Procalcitonin, C-Reactive Protein-to-Mean Platelet Volume Ratio, and Neutrophil-to-Lymphocyte Ratio as Predictors of Secondary Bacterial Infections in COVID-19 Patients

R. Asdie,Tri Hartati,Eko Budiono,Faisal Heryono,D. Nugroho

Published 2024 in Malaysian journal of medicine and health sciences

ABSTRACT

Introduction: Coronavirus disease 2019 (COVID-19) can lead to secondary bacterial infections, particularly among critically ill patients. Differentiating between viral and bacterial infections is crucial for timely and appropriate antibiotic treatment. This study aimed to assess the predictive value of procalcitonin (PCT), C-reactive protein-to-mean platelet volume ratio (CRP-to-MPV ratio), and neutrophil-to-lymphocyte ratio (NLR) for secondary bacterial infections in COVID-19 patients. Methods: A retrospective analysis was conducted on COVID-19 patients admitted to RSUP dr. Sardjito between April 2020 and April 2021. Clinical data, procalcitonin levels, CRP-to-MPV ratio, NLR, culture results, and antibiotic susceptibility tests were analyzed.
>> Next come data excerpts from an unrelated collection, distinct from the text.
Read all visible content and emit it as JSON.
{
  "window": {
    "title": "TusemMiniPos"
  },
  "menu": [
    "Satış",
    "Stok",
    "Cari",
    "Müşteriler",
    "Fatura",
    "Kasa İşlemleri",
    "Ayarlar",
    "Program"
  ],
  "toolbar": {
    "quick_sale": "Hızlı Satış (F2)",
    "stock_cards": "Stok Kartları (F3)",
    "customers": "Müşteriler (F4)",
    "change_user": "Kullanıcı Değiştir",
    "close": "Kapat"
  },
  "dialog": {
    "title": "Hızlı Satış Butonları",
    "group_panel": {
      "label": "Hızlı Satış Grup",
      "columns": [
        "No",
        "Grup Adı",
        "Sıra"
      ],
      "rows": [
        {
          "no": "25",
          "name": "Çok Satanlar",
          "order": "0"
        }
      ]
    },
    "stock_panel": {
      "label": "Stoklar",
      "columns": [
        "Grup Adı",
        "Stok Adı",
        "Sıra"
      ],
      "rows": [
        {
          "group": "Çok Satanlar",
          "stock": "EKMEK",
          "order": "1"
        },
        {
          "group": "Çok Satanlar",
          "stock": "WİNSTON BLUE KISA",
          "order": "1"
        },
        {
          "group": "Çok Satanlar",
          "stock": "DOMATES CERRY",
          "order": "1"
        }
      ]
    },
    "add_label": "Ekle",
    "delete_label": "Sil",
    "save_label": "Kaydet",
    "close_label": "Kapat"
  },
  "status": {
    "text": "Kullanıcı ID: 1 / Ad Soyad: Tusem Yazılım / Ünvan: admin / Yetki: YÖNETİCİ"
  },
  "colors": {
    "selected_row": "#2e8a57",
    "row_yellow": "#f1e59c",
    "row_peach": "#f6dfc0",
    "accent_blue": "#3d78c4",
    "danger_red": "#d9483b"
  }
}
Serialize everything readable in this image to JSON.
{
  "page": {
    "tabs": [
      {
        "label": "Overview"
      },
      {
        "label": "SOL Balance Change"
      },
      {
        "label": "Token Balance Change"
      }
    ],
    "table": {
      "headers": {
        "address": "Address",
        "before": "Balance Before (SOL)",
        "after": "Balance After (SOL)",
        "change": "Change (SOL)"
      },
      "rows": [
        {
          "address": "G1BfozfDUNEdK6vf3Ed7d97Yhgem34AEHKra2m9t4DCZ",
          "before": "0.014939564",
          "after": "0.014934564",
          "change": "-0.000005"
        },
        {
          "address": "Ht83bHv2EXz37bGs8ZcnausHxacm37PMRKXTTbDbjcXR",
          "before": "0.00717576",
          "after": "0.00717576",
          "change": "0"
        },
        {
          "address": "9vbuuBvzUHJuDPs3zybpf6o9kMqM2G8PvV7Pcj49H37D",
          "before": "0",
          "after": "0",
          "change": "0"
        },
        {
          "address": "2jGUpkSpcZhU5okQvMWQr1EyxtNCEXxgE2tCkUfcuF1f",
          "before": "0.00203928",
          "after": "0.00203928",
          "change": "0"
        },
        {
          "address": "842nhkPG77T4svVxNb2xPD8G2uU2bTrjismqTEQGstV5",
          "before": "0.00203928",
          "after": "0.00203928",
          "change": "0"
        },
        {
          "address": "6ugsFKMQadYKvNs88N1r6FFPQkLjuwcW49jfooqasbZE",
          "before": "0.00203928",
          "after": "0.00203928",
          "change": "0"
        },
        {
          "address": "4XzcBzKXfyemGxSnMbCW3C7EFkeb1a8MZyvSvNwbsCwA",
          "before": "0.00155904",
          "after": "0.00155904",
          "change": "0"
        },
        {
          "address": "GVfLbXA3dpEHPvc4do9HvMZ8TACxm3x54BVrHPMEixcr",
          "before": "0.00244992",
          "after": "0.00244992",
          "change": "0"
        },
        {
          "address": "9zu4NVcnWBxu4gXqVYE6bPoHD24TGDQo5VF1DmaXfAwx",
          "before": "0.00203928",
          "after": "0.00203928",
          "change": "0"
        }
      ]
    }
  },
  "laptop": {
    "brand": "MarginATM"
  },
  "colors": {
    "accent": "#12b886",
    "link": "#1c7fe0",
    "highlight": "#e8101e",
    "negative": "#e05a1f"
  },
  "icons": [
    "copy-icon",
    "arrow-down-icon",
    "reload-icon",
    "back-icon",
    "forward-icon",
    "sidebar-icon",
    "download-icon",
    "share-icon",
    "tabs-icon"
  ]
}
Statistical tests, including chi-square, t-tests and Mann-Whitney tests, were employed, with significance set at p<0.05. Receiver operating characteristic (ROC) analysis was performed to determine optimal cutoff values. Multivariate analysis was performed using logistic regression to ascertain the effects of multiple factors on the likelihood of developing secondary bacterial infections in COVID-19 patients. Results: Among 328 COVID-19 patients, 98 met the inclusion criteria. PCT had limited predictive value (AUC=0.535, p=0.638) with a sensitivity of 18.18% and specificity of 97.37% at a cutoff of 3.59. The CRP-to-MPV ratio showed slightly better predictive ability (AUC=0.587, p=0.198) with a sensitivity of 77.27% and specificity of 48.68% at the same cutoff value. The NLR demonstrated a higher predictive value (AUC=0.674, p=0.002) with a sensitivity of 90.91% and specificity of 44.74% at a cutoff of 3.64. Patients with an NLR of ≤3.64 exhibited an 8.01- fold elevated risk in the multivariate model. Conclusion: In COVID-19 patients hospitalized for up to seven days, an NLR greater than 3.64 can serve as a predictor of secondary bacterial infections. The use of NLR as a prognostic tool may aid in early identification and appropriate management of bacterial infections in COVID-19 patients.